Singer-songwriter Taylor Swift has revealed she would like the pub used in The Banshees of Inisherin movie to be rebuilt, so that she can visit. The fictional pub was constructed on location at Cloughmore on Achill Island and was the setting for many of the dramatic scenes in Martin McDonagh’s 2022 film. Speaking with McDonagh as part of Variety’s ‘Director on Director’ interview series, the American artist said she was ‘sort of sad’ to find it had been built as a prop, explaining that she was “happy for the production design and the feat of engineering and imagination that it was, but I wanted to go there.”
Later in the conversation, McDonagh teased that if the film did really, really well, maybe they could build it again, to which Swift enthused, “I’d like to float that idea. I’ll go!”

The 45 minute long conversation between the two directors – Swift both wrote and directed the short film ‘All Too Well‘ in 2021 – saw them find common ground between Swift’s film and The Banshees of Inisherin, as both can be seen as breakup stories. Swift was fulsome in her praise for McDonagh’s movie, stating “I think this is one of the best films I’ve ever seen. I’ve been talking about it for weeks.”
The two directors had been discussing the process of preparing for production, with McDonagh outlining how he would storyboard himself and then talk it through with the DP (director of photography, also known as the cinematographer) and the production designer months beforehand. And that for the Banshees film, “lots of the storyboards had shots through doorways to see the island. [But] you don’t just find a house on the island, you build a house in the perfect place to see the perfect vista, similar with the pub …”. To which Swift interjected, “The pub that you built. It just blew my mind that that was something you built. It looked like it had been there forever.” McDonagh continued, “we just found the most scenic road, cliff road, which had vistas and mountains, each going each direction, and just built it and literally kind of angled it, so through the doorway you would see the most of that scenery.”

While the temporary pub building was removed immediately after filming, the beauty spot itself is still there at Cloughmore, on Achill Island’s Atlantic Drive, with the same spectacular mountains, cliffs and seascapes all around. It can be seen as part of the Achill Island Banshees of Inisherin Locations Trail, along with the setting for Colm Doherty’s cottage at Keem Bay, the harbour setting for the village and Post Office, the church, and the lake that was the setting for two of the film’s most tragic scenes.

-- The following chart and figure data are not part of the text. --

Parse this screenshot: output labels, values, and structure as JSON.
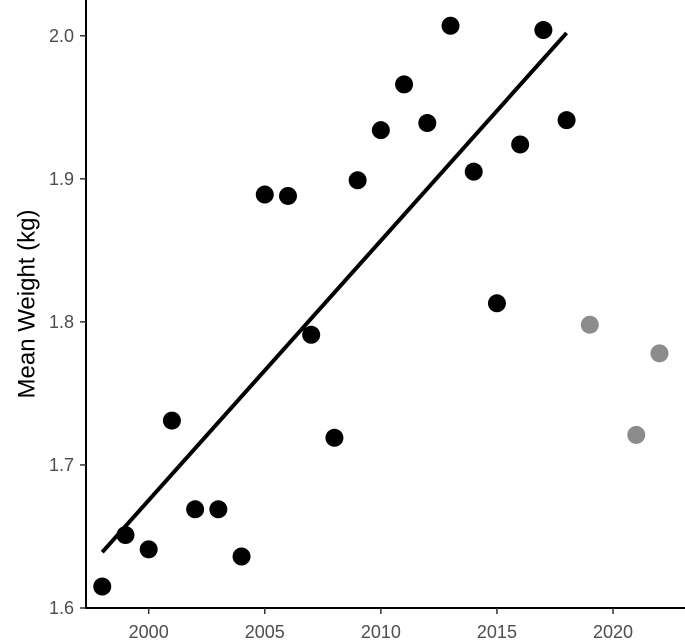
{
  "chart_data": {
    "type": "scatter",
    "title": "",
    "xlabel": "",
    "ylabel": "Mean Weight (kg)",
    "xlim": [
      1997.3,
      2023.1
    ],
    "ylim": [
      1.6,
      2.025
    ],
    "x_ticks": [
      "2000",
      "2005",
      "2010",
      "2015",
      "2020"
    ],
    "y_ticks": [
      "1.6",
      "1.7",
      "1.8",
      "1.9",
      "2.0"
    ],
    "grid": false,
    "legend": "none",
    "series": [
      {
        "color": "#000000",
        "points": [
          {
            "x": 1998,
            "y": 1.615
          },
          {
            "x": 1999,
            "y": 1.651
          },
          {
            "x": 2000,
            "y": 1.641
          },
          {
            "x": 2001,
            "y": 1.731
          },
          {
            "x": 2002,
            "y": 1.669
          },
          {
            "x": 2003,
            "y": 1.669
          },
          {
            "x": 2004,
            "y": 1.636
          },
          {
            "x": 2005,
            "y": 1.889
          },
          {
            "x": 2006,
            "y": 1.888
          },
          {
            "x": 2007,
            "y": 1.791
          },
          {
            "x": 2008,
            "y": 1.719
          },
          {
            "x": 2009,
            "y": 1.899
          },
          {
            "x": 2010,
            "y": 1.934
          },
          {
            "x": 2011,
            "y": 1.966
          },
          {
            "x": 2012,
            "y": 1.939
          },
          {
            "x": 2013,
            "y": 2.007
          },
          {
            "x": 2014,
            "y": 1.905
          },
          {
            "x": 2015,
            "y": 1.813
          },
          {
            "x": 2016,
            "y": 1.924
          },
          {
            "x": 2017,
            "y": 2.004
          },
          {
            "x": 2018,
            "y": 1.941
          }
        ]
      },
      {
        "color": "#8c8c8c",
        "points": [
          {
            "x": 2019,
            "y": 1.798
          },
          {
            "x": 2021,
            "y": 1.721
          },
          {
            "x": 2022,
            "y": 1.778
          }
        ]
      }
    ],
    "trend_line": {
      "color": "#000000",
      "start": {
        "x": 1998,
        "y": 1.639
      },
      "end": {
        "x": 2018,
        "y": 2.002
      }
    }
  }
}
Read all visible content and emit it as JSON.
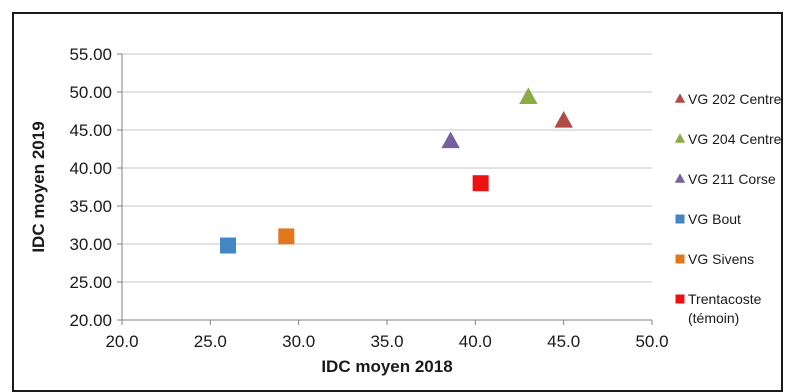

Some other locations in the Banshees movie were filmed on Inishmore, the largest of the Aran Islands off the coast of Co. Galway. McDonagh revealed this to a surprised Taylor Swift, explaining that Achill was much more mountainous than Inishmore. He shared his early concern whether it would work to have two very different island types and have it seamlessly seem like one, but that in the end “I think it works”. Swift reassured him, “so it was two different islands? It absolutely works. I was completely fooled.”
Clearly the Banshees film had deep affect on Taylor Swift. Speaking about attending the premiere, she said it was “one of the most special experiences I could ever have imagined having at a premiere. Being there, watching it with a group of people who loved it as much as I did.” Later she expanded, “it’s such a special film. Watching it with other people, I think its one of those films that’s gonna hit home and make people think, and make people talk about it afterward. ’cause I’ve been talking about it ever since.” She said that she had even discussed it with a therapist friend, trying to analyse the characters and motivations for some of the more gruesome events: “I talked to a friend of mine who is a therapist and she was saying, ‘if someone brought in this dream to me and said I had this dream where [they] are wanting to cut my finger off its because you feel like your aliveness is being cut off by a part of your life and this art represents the fingers.'”. Putting it back on to McDonagh, Swift asks directly “what do you think the fingers is a symbolism for?” To which he laughs, throws his hands in the air and says, “I don’t know, I just thought it was funny!”
Discussing the wider theme of the Banshees film, Swift observes how the juxtaposition of the remoteness of the island location with the claustrophobia of island life makes it ‘not a normal film’. She said, “the island and the sort of remoteness of it and the claustrophia, of the beauty meeting the remoteness of it is, I think, is a plot, its a character, its a theme. It lends itself to this feeling that its more like a fable.”
And contrasting with modern breakups, where it is possible for people to just ‘ghost’ each other, she notes how in the Banshees film the characters have to confront their breakup as the island is so small that they have to see each other every day. This is the claustrophobia she mentioned, where it is impossible to have privacy and secrets, and where what she calls ‘the tyranny of politeness’ will eventually be shattered. They focus on a moment in the film where this honesty is revealed, when Pádraic (Colin Farrell) drunkenly and angrily confronts his former friend Colm (Brendan Gleeson). McDonagh says he likes the line Pádraic has, which we’ve all had in breakups, where he says ‘maybe you were never nice’, that maybe I was in love with my projection of you. Swift exhales deeply at this point, explaining “its so good though. This is why I keep talking to everyone I know about this film, because I keep thinking of new things that it made us conjure up”.